Financial & competing interests disclosure
AA Grom has received speaker/consulting fees from Novartis and Roche, and has been involved in research collaboration for NovImmune. The author has no other relevant affiliations or financial involvement with any organization or entity with a financial interest in or financial conflict with the subject matter or materials discussed in the manuscript apart from those disclosed.
No writing assistance was utilized in the production of this manuscript.
Key issues
Canakinumab is a high-affinity, fully human monoclonal anti-IL-1β antibody of the IgG1/k isotype designed to bind and neutralize the activity of human IL-1β.
Based on the results of two Phase III clinical trials, canakinumab has been approved for the treatment of active systemic juvenile idiopathic arthritis (SJIA) in the US and EU.
In SJIA with active systemic features, canakinumab provided clinically meaningful response rates.
– Almost half of the patients showed rapid response with marked improvement at American College of Rheumatology 90 level.
– Clinical remission occurred in one-third of the patients.
– There was a sustained therapeutic effect.
– It was efficacious on arthritic as well as systemic components.
Infections were the most common adverse event.

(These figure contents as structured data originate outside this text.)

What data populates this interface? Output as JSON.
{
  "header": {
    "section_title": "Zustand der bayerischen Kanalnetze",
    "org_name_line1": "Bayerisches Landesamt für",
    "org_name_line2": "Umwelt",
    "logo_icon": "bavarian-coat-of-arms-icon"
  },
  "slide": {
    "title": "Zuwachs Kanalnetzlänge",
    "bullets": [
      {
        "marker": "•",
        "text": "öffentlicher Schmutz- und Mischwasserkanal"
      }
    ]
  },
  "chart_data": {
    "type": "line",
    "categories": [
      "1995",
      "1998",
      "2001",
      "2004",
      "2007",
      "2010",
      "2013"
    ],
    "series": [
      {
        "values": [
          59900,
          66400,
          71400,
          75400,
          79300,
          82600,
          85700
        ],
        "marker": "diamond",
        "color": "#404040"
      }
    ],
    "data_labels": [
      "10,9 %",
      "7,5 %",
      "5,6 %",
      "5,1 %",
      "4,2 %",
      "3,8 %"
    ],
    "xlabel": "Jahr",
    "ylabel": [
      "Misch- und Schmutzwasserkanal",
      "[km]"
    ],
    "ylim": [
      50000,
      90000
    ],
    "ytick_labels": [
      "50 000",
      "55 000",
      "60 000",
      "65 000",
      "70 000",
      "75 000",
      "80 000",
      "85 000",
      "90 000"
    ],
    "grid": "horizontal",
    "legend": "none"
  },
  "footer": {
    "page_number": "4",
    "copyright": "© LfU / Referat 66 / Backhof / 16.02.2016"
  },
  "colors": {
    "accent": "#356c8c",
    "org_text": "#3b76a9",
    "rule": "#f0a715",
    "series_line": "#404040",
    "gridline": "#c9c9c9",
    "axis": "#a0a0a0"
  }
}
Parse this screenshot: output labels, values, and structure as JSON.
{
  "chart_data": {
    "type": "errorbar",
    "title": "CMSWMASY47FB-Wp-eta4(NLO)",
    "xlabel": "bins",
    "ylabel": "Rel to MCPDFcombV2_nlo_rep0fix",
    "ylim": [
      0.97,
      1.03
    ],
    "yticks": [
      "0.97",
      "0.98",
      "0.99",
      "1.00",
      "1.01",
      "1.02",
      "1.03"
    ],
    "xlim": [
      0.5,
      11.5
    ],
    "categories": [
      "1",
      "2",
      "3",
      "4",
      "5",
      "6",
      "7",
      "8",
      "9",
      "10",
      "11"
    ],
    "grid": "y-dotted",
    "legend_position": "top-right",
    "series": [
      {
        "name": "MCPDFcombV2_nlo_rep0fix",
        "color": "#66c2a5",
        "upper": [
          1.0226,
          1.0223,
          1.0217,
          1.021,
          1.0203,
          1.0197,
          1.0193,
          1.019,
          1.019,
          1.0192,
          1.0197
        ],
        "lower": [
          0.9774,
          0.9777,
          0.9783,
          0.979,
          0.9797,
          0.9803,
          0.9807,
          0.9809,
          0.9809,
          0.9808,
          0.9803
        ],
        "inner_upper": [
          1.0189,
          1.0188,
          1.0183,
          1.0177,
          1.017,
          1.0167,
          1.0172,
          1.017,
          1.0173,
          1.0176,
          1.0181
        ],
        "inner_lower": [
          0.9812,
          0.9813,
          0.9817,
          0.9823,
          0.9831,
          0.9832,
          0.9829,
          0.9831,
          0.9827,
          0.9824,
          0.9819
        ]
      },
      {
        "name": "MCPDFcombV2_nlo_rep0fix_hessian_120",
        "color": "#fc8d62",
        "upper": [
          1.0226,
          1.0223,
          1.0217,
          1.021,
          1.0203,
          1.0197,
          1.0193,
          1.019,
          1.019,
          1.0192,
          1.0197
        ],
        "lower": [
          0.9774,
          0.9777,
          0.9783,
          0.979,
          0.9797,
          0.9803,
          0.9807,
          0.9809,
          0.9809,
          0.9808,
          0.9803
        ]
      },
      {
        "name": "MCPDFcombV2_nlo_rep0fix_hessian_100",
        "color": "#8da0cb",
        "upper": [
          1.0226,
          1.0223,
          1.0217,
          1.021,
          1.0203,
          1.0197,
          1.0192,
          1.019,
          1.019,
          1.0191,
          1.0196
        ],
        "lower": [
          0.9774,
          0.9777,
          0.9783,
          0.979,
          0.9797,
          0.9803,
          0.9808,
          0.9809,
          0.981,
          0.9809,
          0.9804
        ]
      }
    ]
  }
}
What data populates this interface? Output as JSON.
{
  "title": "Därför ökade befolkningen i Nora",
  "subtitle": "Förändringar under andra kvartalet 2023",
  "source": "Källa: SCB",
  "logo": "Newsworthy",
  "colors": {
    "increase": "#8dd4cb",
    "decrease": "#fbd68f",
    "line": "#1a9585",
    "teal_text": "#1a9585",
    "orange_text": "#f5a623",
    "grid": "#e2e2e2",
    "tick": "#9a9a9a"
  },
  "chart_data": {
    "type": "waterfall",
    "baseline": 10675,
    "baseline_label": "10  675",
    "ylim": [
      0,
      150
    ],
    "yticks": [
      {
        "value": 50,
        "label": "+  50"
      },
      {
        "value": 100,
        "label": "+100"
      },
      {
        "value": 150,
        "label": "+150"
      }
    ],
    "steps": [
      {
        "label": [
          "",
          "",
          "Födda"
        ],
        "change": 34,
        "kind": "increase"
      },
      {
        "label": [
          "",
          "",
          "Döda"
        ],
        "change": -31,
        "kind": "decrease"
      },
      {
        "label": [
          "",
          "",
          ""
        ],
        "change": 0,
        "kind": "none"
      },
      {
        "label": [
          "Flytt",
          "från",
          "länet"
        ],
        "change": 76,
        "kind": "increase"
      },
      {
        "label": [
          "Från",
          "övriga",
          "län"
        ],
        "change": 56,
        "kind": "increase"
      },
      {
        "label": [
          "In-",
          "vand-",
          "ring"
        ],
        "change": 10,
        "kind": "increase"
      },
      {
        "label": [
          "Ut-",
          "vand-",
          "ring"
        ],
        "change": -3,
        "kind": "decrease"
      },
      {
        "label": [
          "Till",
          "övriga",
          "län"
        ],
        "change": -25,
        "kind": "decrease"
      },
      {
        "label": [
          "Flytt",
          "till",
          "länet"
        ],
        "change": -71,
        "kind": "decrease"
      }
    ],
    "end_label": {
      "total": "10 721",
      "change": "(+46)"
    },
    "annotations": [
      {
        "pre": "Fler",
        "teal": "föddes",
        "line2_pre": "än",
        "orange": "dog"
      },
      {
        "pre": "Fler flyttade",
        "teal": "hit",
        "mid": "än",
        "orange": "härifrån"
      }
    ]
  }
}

Risk for macrophage activation syndrome in SJIA patients treated with canakinumab was not increased, but there was no full protection, even in patients whose underlying SJIA was well controlled.
Notes
†Active arthritis on physical examination was defined as non-bony swelling or limitation of motion with either pain on motion or tenderness to palpation.
Adapted ACR pediatric 30/50/70 criteria of response are defined as: improvement of 30/50/70% in ≥3 of the first six response variables listed in Box 1, no more than one response variable worsening by ≥30% and no intermittent fever in the week preceding the response measurement.